If those conditions aren’t both true, we can ignore this column. Otherwise, the beams there will have to split, which requires three steps:

  1. To tally it, we add 1 to num_splits.
  2. To perform the split, we add the timeline count of this column to the timeline counts of the adjacent columns.
  3. To prevent any beams from continuing down the same column, we zero out the timeline count of this column.2
2025\day07\solution.py
class Solution(StrSplitSolution):
...
for row in last_rows:
for col, char in enumerate(row):
# The timelines will only change when any timeline
# reaches a splitter
if not (char == "^" and timelines[col]):
continue
num_splits += 1
# Split this column's timelines to both sides
timelines[col - 1] += timelines[col]
timelines[col + 1] += timelines[col]
# No timelines will continue in this column
# HACK This overwrites beams in the case of two adjacent
# splitters, but that never happens in the input.
timelines[col] = 0
return num_splits, sum(timelines)

From there, we can return the number of splits for Part 1, and the sum of the currently active timelines for Part 2.
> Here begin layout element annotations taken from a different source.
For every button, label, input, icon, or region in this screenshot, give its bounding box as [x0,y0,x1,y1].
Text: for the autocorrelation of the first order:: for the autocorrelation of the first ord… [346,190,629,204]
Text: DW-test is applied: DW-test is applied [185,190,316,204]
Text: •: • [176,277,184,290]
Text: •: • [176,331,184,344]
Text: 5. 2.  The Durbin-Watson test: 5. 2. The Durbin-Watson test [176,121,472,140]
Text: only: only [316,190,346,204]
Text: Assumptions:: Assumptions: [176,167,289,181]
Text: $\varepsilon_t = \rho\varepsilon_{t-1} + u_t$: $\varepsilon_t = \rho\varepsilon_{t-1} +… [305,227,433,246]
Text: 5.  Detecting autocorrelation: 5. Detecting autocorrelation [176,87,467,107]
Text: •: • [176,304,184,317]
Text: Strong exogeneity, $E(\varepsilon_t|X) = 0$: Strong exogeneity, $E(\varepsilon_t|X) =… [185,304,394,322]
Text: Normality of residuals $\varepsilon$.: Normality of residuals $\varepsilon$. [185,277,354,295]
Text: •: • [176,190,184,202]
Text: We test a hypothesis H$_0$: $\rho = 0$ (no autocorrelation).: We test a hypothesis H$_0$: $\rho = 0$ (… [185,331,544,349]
This gets us an answer in about 0.57 milliseconds on my machine — 24 times faster than our previous approach — and removes all dependencies! Very much worth a revisit in my book.

Footnotes

  1. His Advent of Code solutions are always very terse, and often contain brilliant insights. He shares his solutions in the r/adventofcode subreddit (instead of on GitHub or similar), and this solution comment of his contains links to all of his 2025 solutions. I would definitely recommend checking them out!

  2. The one flaw with this approach as-is is that it would overwrite some timelines if two splitters were directly next to each other. This doesn’t happen in the input, though, so that’s okay.

    If we wanted to account for this, we could initialize a separate list to store the new timeline states, and then only store them back to the original timeline states after the row is done processing. I considered doing that anyway for the purity of it — but again, this scenario doesn’t happen in the input.